Criterios de ordenación de recursos y actividades
Tabla I: Historia clínica
La Recogida de información incluirá aspectos físicos, psicológicos y sociales. Es conveniente obtener información de distintas fuentes (familia, profesores, etc.).Durante la realización de la entrevista es importante trasmitir una voluntad de ayuda y escucha, evitando realizar juicios sobre la conducta del paciente.
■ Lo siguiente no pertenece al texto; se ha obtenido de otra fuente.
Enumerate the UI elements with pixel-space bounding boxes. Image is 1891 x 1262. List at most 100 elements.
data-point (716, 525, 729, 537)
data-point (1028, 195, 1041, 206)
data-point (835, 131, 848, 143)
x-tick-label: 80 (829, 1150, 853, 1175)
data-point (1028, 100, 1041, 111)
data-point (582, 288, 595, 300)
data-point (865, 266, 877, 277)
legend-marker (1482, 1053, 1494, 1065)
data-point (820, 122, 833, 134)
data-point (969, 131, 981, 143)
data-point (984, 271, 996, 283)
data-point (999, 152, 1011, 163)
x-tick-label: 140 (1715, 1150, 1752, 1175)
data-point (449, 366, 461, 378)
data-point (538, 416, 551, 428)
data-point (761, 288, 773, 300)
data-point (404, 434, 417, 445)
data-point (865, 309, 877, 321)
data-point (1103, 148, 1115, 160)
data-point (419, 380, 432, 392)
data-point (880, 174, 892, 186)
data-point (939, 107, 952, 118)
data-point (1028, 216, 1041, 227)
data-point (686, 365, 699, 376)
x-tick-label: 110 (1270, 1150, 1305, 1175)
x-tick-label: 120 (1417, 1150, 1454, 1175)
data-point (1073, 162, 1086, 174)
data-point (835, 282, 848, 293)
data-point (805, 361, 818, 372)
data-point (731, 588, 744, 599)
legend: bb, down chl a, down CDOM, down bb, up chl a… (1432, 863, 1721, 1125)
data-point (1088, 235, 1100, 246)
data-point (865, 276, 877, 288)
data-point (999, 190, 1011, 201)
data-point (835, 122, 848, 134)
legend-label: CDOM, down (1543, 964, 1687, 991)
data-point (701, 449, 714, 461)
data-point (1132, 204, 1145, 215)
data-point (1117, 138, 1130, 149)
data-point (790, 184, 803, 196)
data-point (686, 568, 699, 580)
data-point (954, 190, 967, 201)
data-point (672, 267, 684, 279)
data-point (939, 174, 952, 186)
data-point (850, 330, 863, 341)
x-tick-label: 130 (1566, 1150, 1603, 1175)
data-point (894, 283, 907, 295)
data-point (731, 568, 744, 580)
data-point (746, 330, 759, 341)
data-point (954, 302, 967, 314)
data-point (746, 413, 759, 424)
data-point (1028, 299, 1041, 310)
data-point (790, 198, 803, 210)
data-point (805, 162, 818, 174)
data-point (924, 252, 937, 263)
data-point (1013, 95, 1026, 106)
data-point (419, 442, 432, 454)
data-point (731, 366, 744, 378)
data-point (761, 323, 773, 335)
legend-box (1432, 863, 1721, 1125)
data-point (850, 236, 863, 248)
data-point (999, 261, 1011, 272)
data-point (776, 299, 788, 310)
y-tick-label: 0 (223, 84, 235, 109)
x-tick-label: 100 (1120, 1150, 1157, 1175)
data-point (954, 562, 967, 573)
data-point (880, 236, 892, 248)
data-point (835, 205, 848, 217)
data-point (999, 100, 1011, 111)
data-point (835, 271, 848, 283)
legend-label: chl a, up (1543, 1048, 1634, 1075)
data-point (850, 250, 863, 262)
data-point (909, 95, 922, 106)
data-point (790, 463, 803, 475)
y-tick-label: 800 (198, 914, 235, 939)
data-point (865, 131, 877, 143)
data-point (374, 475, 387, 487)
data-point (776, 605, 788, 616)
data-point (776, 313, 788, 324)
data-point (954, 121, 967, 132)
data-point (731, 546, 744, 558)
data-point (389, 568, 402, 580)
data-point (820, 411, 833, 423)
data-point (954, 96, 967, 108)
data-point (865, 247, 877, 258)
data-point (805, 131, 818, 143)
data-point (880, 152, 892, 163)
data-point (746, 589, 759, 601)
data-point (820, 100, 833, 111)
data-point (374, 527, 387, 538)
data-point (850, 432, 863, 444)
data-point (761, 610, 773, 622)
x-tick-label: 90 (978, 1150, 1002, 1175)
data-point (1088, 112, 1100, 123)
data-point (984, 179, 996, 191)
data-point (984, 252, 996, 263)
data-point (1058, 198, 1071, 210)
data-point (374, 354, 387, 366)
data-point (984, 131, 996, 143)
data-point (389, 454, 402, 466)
Los distintos modelos de entrevista, según el profesional que la realiza, deberán incluir datos básicos sobre la conducta y hábitos de alimentación:
- Cuándo y cómo se inició el trastorno. Posibles factores desencadenantes: enfermedades, acontecimientos vitales. Tratamientos previos (duración y motivos de la interrupción).
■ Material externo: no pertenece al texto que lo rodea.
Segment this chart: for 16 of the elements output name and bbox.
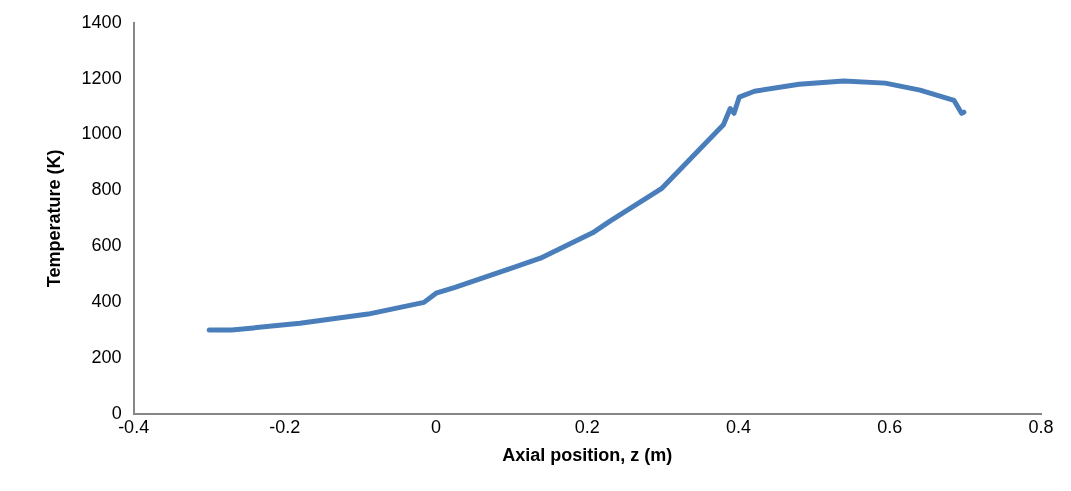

- Pérdida de peso desde el inicio del problema. Dietas realizadas. Métodos utilizados para perder peso: diuréticos, laxantes, ejercicio excesivo, medicamentos, vómitos, restricción dietética.
- Alimentación actual: especificar la ingesta a lo largo del día: horario, tipo y cantidad de alimentos, número de comidas, toma de líquidos, presencia de atracones. Interesa conocer los hábitos familiares de alimentación.
- Conductas anómalas en relación a la comida: rituales, manipulaciones, almacenarla y tirarla, etc.
- Actitud ante el peso: sensación de triunfo ante la pérdida de peso, insatisfacción permanente con el peso alcanzado.
- Distorsión de la imagen corporal: cómo se ve, si hay alguna parte de su cuerpo que no le guste, etc.
- Historia menstrual: fecha de la menarquia, trastornos menstruales, última regla, uso de anticonceptivos, actividad sexual.
- Relaciones interpersonales: familia, escuela, trabajo, amigos, pareja.
- Repercusiones sociales de la enfermedad: absentismo escolar/laboral, aislamiento y restricción de actividades habituales.
En la exploración psicopatológica se debe prestar especial atención a la valoración delestado de ánimo, ansiedad, ideación suicida y grado de conciencia de enfermedad. No centrarse sólo en la sintomatología relacionada con la alimentación.